11 avr. 2011

Les tortues de Mon Repos (second épisode)


Il crachine mais la pluie est chaude et nous quittons Bargara a la nuit tombante.
Nous roulons vers Mon Repos Turtle Rookery en traversant d'immenses champs de canne a sucre.
Des centaines de "cane toads", ces horribles crapauds buffle dont je vous avais déjà parlé précédemment et qui sont un veritable fléau pour le pays, sautillent allègrement sur la route devant les phares et la conduite n'en est que plus sportive et amusante car nous nous appliquons consciencieusement a en aplatir quelques uns.
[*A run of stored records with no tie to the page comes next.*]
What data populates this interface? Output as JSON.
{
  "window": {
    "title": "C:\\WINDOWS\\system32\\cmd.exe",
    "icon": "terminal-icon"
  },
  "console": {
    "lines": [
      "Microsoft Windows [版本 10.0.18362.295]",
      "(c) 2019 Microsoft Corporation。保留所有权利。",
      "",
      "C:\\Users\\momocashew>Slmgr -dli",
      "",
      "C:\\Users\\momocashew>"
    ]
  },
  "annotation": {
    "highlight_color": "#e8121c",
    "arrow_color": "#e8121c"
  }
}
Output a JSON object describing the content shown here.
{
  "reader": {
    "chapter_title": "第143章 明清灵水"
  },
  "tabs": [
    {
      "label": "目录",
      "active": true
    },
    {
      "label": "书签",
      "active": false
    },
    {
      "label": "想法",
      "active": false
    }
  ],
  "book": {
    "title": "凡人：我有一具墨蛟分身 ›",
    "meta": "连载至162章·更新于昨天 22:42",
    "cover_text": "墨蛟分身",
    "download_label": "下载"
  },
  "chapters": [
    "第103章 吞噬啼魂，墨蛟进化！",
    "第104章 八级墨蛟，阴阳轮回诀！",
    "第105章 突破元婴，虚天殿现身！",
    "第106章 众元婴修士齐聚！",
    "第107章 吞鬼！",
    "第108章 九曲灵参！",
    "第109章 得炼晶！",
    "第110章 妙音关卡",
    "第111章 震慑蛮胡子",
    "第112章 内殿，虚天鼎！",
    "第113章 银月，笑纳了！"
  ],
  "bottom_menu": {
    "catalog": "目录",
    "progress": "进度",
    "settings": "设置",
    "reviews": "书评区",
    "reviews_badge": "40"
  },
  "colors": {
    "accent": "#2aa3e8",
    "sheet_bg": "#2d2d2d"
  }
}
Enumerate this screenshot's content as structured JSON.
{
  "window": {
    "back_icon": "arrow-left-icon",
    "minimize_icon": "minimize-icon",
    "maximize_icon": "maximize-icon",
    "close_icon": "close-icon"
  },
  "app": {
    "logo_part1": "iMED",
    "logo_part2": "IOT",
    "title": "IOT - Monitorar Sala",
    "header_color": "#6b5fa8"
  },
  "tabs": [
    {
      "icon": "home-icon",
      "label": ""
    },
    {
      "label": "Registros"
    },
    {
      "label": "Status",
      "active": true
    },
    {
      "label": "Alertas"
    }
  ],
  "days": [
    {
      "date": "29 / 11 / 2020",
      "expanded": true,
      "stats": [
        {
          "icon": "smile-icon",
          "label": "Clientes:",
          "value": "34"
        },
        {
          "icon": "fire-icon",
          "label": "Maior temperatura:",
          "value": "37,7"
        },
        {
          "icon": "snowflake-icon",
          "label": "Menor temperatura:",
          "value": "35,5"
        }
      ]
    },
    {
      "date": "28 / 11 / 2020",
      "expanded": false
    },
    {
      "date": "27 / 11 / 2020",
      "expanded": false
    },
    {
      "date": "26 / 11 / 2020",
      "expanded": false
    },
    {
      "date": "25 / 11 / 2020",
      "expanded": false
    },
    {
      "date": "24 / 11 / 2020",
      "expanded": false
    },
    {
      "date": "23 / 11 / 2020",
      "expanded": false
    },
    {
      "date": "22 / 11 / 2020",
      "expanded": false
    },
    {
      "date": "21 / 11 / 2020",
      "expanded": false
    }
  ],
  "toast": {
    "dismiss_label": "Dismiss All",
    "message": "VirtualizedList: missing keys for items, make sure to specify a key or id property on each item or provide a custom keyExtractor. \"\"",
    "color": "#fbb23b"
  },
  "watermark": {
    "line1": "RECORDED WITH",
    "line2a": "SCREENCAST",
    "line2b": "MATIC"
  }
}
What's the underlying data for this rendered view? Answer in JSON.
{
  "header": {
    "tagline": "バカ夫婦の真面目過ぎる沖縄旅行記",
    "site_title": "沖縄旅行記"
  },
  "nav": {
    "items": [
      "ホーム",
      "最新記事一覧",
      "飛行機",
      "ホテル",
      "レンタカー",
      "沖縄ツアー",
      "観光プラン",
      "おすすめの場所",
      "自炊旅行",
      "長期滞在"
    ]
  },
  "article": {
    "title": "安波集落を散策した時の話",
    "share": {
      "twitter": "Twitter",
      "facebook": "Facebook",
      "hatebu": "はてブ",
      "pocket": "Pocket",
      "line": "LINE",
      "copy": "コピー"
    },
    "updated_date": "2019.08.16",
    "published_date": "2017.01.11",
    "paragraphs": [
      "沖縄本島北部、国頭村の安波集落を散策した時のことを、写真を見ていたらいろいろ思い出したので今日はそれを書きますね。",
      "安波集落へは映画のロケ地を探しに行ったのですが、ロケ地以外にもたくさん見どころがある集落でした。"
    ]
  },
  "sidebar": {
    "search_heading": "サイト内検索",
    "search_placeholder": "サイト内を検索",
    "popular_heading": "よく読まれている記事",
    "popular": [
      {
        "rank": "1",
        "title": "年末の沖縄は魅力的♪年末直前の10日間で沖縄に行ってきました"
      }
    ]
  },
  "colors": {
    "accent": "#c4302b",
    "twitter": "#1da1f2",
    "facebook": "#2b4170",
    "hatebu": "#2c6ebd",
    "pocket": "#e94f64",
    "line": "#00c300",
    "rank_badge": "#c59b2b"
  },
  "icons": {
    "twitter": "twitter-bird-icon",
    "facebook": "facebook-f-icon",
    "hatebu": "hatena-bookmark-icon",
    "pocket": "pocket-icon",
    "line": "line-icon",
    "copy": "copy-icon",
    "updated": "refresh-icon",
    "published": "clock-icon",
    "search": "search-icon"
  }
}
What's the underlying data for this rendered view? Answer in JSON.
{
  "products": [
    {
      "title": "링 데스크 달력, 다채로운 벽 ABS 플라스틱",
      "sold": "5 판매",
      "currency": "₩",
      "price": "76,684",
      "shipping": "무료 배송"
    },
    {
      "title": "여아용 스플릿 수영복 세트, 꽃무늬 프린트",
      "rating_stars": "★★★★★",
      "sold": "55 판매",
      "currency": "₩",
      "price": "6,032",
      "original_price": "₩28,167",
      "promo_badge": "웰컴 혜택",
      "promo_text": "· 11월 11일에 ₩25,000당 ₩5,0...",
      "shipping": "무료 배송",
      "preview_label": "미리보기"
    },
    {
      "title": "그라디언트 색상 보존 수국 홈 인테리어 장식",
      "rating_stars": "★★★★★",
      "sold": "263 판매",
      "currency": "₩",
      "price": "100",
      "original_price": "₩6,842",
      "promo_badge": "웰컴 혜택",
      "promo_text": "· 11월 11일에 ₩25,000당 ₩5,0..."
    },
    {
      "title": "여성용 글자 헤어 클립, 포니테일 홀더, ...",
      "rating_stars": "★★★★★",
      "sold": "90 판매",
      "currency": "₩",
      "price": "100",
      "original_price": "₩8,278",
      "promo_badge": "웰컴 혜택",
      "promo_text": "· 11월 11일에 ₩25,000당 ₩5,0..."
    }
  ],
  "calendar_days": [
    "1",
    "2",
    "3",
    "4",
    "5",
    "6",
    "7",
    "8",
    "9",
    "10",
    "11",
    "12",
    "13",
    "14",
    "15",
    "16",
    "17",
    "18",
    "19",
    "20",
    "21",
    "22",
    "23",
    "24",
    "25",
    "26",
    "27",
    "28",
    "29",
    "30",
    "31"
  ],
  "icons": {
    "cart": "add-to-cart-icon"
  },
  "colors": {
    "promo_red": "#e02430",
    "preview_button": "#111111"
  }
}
 Nous arrivons au centre de conservation et d'informations de Mon Repos aux alentours de 18h30. 

La plage de Mon Repos abrite la plus importante concentration de nids de loggerheads (tortues caouannes) de l'Océan Pacifique Sud  

mais c'est aussi la plus grande colonie du continent pour d'autres espèces de tortues marines, comme la tortue verte  

ou encore la flatback turtle (tortue a dos plat)  

Il y a foule en ce samedi soir et heureusement que Christophe avait réservé car cela nous permet d'avoir la chance de nous retrouver dans le second groupe de visiteurs.
Il faut savoir que chaque soir, en pleine saison, il peut y avoir jusqu'à 10 groupes d'environ 30 personnes et cela arrive très souvent que l'on ne passe qu'aux alentours de minuit, c'est d'ailleurs ce qui est arrivé a nos amis l'année dernière et on était donc prévenus, merci les copains!!!
En attendant notre tour, on se promène dans le centre des rangers au milieu des panneaux d'informations et apprenons beaucoup de choses sur les tortues dont on ne connaissait finalement quasiment rien et c'est réellement passionnant.
Ca y est, notre groupe est appelé, c'est enfin a notre tour, nous trépignons d'impatience...

Nuit noire, la petite pluie douce s'est transformée en gros déluge tropical et il souffle un vent a décorner les boeufs.
Nous descendons sur la plage en suivant notre guide Lisa, arc-boutés dans ses pas.
Défense d'allumer nos torches. 
Toute source de lumière est formellement interdite ceci afin de ne pas déranger les tortues.
S'il y a pollution lumineuse, elles risquent d'être complètement perdues.
Cela peut, en effet, les perturber énormément car, lorsque les bébés sortent de leur nid, ils sont attirés par le bruit de la mer et c'est le reflet de la lune sur l'écume des vagues qui les guide vers l'océan.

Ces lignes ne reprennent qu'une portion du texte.